From the November 2013 issue of Emergency Medicine Practice, “Anemia In The Emergency Department: Evaluation and Treatment.” Reprinted with permission. To access your EMRA member benefit of free online access to all EM Practice, Pediatric EM Practice, and EM Practice Guidelines Update issues, go to www.ebmedicine.net/emra, call 1-800-249-5770, or send e-mail to firstname.lastname@example.org.
- “He didn’t say he was on warfarin, so why would I check an INR?”
Many elderly patients are poor historians secondary to dementia or polypharmacy. In an elderly patient being evaluated for anemia, the INR should be considered, as elderly patients are more likely to omit mentioning prescribed medications than their younger counterparts and are more likely to develop coagulopathies from other causes.
- “Patients always exaggerate how much bleeding there is. Most is self-limited anyway.”
Bleeding (e.g., from the gastrointestinal tract and upper airway) can produce a significant amount of hemorrhage that may require admission to the hospital for observation.
- “The patient with a gastrointestinal bleed was old, but he didn’t have any chest pain, so why would I get an ECG?”
Many older patients have major cardiovascular risk factors. With enough bleeding, there may be ECG changes to suggest cardiac ischemia secondary to supply or demand mismatch.
- “The hemoglobin was 9 g/dL, so I didn’t think she needed a transfusion; I just gave her 1.5 L of normal saline for resuscitation.”
By initiating too much crystalloid, there is the possibility of dilution of RBCs, causing decreased oxygen-carrying capacity and further injury (such as cardiac ischemia).
- “The patient came in with a history of moderate gastrointestinal bleeding and a blood pressure of 90/60 mm Hg. I gave him 2 L of crystalloid.

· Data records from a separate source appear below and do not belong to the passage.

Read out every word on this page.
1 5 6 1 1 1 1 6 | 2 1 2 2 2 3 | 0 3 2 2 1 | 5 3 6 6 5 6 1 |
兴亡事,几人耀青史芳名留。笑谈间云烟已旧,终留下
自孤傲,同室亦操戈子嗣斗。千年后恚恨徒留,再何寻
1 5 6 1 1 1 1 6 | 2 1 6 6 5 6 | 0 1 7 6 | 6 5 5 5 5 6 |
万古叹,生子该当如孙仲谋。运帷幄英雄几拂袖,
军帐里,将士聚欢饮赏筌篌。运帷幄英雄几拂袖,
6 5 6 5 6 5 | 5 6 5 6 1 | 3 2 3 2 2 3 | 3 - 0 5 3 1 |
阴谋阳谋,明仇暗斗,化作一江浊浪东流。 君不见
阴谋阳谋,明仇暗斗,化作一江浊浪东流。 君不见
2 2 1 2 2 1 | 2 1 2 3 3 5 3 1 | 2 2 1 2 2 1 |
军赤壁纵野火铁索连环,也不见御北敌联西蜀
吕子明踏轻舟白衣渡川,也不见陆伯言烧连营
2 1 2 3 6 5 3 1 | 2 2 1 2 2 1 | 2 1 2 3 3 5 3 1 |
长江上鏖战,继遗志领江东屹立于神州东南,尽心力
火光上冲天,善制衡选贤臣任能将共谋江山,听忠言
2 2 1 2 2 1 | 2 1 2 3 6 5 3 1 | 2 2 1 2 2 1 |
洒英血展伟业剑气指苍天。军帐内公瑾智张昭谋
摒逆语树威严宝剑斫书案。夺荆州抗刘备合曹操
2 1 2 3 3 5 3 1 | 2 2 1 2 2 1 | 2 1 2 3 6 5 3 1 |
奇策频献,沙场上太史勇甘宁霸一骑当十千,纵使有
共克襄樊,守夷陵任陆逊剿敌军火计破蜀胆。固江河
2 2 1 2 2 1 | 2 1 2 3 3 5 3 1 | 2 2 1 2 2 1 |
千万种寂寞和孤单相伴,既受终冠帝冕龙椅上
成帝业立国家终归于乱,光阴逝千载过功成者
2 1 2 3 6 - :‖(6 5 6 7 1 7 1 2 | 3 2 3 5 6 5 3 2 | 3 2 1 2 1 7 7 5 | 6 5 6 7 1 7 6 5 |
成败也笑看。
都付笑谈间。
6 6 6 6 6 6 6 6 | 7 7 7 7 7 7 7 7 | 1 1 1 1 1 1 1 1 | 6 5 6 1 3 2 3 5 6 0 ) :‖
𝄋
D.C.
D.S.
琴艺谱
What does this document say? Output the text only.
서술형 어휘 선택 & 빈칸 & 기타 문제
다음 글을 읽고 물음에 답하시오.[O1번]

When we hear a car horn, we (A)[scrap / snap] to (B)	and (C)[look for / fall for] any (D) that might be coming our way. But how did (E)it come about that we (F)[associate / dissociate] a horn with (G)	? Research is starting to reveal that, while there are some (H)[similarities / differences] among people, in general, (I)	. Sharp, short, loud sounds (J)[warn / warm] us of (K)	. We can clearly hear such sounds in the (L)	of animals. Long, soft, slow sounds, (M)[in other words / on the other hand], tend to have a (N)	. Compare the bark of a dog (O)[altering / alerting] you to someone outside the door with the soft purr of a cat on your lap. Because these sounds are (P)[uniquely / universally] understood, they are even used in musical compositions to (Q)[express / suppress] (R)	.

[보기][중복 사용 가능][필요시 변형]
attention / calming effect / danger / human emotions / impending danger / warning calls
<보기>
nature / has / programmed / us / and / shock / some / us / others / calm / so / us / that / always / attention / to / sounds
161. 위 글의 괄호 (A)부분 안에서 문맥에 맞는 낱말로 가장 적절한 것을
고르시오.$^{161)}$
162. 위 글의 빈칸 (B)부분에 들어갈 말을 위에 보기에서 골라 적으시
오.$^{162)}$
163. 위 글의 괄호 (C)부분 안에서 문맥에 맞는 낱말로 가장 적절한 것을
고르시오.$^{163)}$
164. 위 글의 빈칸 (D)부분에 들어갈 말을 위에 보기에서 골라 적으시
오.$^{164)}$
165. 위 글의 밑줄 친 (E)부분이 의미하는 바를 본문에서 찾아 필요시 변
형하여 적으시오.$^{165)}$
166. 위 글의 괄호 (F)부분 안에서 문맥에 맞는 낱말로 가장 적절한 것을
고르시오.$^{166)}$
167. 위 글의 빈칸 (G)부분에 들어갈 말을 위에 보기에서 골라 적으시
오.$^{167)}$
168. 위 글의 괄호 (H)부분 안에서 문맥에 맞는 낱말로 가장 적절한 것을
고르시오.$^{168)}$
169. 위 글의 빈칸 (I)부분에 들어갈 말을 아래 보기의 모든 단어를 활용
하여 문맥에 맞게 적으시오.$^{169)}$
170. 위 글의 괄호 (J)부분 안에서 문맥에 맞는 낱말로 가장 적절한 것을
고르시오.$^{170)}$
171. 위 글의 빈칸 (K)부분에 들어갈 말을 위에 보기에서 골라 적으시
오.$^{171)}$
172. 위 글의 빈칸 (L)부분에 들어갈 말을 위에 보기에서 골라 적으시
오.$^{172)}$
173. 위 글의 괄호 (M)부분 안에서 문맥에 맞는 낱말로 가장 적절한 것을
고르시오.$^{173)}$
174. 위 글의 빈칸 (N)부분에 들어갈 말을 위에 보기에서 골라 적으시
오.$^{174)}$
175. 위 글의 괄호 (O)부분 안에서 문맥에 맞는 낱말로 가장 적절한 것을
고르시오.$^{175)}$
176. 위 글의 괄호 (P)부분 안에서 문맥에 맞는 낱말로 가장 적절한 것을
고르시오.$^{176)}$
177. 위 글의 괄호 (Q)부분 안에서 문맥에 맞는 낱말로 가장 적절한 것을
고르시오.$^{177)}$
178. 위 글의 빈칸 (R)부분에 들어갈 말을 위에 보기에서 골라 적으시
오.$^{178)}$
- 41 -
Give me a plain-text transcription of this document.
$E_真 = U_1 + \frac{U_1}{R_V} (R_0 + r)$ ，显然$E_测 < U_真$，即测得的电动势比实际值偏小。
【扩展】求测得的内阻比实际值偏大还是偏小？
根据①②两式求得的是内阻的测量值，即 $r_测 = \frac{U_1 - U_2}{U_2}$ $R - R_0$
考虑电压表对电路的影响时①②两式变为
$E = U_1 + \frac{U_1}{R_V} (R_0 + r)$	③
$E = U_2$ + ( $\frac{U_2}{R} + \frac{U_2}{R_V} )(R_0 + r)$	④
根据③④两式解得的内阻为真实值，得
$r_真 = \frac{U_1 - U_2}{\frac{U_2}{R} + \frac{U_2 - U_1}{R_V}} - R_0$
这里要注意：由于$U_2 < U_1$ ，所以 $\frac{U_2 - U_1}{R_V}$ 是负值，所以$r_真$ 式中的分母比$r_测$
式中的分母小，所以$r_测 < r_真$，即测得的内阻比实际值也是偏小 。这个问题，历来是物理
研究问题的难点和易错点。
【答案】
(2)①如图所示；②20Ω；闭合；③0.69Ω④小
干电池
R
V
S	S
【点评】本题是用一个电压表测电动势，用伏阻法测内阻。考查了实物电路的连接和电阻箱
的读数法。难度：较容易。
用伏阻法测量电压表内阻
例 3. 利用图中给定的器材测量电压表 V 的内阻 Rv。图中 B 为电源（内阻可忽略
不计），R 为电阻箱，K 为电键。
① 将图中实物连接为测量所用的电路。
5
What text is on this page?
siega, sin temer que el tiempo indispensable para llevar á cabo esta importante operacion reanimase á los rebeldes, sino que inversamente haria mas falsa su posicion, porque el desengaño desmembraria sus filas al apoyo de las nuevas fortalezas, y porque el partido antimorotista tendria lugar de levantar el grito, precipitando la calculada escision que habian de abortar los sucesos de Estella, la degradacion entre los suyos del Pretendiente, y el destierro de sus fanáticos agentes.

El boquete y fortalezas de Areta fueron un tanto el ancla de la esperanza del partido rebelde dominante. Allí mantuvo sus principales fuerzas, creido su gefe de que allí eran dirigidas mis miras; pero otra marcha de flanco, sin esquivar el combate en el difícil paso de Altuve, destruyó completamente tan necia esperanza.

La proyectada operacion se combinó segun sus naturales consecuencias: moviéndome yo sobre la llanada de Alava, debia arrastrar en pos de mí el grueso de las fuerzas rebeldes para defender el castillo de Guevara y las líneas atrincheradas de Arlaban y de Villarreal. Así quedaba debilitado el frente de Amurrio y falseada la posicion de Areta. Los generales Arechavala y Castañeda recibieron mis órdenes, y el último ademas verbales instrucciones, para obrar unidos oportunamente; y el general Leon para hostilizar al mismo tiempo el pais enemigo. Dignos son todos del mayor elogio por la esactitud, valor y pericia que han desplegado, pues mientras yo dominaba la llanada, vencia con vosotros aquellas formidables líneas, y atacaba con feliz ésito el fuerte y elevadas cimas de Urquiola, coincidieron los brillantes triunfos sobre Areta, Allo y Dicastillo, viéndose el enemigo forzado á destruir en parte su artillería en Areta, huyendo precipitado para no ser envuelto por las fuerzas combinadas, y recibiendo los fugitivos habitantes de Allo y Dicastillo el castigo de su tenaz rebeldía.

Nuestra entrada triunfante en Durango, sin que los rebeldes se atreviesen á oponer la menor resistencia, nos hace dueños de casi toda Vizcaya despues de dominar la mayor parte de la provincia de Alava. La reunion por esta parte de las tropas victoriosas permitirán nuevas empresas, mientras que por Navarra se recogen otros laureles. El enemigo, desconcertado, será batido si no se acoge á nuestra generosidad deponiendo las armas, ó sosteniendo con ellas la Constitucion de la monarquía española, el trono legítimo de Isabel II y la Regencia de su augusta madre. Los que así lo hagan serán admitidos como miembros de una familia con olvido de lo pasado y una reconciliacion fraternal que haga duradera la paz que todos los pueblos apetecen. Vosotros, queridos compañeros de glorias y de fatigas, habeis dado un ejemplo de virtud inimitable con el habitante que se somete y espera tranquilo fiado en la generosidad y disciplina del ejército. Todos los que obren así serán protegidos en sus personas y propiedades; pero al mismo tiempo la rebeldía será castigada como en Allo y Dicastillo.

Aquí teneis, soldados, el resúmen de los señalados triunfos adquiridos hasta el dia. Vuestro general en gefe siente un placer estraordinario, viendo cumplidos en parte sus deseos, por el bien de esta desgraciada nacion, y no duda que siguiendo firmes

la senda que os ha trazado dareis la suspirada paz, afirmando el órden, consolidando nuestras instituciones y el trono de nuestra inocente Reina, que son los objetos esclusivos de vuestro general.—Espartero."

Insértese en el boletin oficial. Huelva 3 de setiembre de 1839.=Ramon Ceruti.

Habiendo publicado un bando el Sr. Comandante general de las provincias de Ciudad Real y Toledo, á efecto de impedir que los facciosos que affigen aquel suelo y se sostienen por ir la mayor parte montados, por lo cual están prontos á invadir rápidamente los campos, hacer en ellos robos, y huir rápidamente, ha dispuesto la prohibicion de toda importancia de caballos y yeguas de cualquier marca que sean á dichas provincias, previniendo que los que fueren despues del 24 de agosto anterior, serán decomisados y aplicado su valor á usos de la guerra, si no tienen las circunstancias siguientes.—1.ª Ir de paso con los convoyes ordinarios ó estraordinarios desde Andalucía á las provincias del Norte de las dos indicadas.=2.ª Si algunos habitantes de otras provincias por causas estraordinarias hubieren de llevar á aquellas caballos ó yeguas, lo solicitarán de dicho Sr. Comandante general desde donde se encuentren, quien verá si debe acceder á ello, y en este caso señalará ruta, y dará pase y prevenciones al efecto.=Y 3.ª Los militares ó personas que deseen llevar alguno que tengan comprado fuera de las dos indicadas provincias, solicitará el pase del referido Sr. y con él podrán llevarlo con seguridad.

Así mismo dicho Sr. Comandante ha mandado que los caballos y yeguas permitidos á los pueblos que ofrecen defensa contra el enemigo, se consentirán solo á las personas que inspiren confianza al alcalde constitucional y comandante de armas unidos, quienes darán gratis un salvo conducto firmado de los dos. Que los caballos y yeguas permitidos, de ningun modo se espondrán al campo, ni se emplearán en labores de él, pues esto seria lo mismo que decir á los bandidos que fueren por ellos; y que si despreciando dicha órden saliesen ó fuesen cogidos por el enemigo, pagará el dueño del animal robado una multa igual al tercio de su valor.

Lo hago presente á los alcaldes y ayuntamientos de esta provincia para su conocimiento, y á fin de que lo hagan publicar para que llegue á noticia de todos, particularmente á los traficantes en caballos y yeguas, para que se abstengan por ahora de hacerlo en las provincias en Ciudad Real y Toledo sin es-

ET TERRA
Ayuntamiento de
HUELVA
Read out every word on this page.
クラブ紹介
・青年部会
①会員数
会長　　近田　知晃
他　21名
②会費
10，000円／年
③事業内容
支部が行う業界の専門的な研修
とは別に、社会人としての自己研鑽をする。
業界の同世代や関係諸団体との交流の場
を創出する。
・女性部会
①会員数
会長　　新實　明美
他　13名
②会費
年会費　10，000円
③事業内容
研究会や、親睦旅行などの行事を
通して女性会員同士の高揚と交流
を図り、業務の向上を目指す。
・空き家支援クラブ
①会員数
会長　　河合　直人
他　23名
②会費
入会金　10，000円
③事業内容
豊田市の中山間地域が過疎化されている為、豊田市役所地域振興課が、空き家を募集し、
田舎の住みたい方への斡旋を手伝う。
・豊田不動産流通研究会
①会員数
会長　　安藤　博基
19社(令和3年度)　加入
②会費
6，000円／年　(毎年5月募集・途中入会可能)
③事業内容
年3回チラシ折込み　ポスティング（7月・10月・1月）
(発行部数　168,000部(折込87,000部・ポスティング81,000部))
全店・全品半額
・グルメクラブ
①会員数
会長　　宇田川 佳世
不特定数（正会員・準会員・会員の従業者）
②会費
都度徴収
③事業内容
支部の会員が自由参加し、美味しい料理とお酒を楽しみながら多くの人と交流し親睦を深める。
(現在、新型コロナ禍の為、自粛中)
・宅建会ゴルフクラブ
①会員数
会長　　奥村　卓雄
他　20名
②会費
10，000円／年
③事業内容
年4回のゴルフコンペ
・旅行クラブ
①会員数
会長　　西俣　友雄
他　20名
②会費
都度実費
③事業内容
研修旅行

The blood pressure improved, but the bleeding restarted.”
While not true for every patient, it may be more advantageous to allow a patient to be mildly hypotensive as long as they do not show signs of tissue hypoperfusion. Increasing the blood pressure may disrupt primary hemostasis as hydrostatic forces within the blood vessels increase.
- “The vital signs are normal, so he can’t be bleeding much.”
Many patients are on beta blockers or other atrioventricular nodal blocking agents that may falsely normalize the vital signs in the face of significant hemodynamic compromise.
- “I gave the patient 4 units of packed RBCs, but she continued to bleed and deteriorate.”
When patients bleed, they lose more than just RBCs. Coagulation factors and platelets are also lost as hemorrhage continues, and dilutional coagulopathies can occur. Resuscitation with fresh frozen plasma (and possibly platelets) may be required, depending on the degree of bleeding and amount of RBCs that are transfused.
- “Because the patient’s hemoglobin was 11 g/dL with a low MCV of 78 fL, I figured the anemia was due to iron deficiency and I discharged him on iron supplements.”
Although iron deficiency is the most common cause of a microcytic anemia, other causes of a low MCV need to be considered. As it turned out, this patient had thalassemia minor, which is usually asymptomatic and does not require treatment.
- “The hemoglobin was 9.8 g/dL; because it was <10 g/dL, I transfused the patient.”
No isolated threshold hemoglobin value has been shown to correlate with outcome of RBC transfusion. The use of blood transfusions should be based on whether the patient has clinical symptoms or signs suggesting a clinically significant anemia and not on a specific number.
- “The parents said there was blood in their baby’s diaper, so I felt I needed to work up a potential coagulopathy and anemia.”
In infants with a history of rectal bleeding, the first step is to confirm that what the parents saw was really blood. Even if blood is not confirmed on the rectal examination, a laboratory screening for anemia and coagulopathy should be pursued.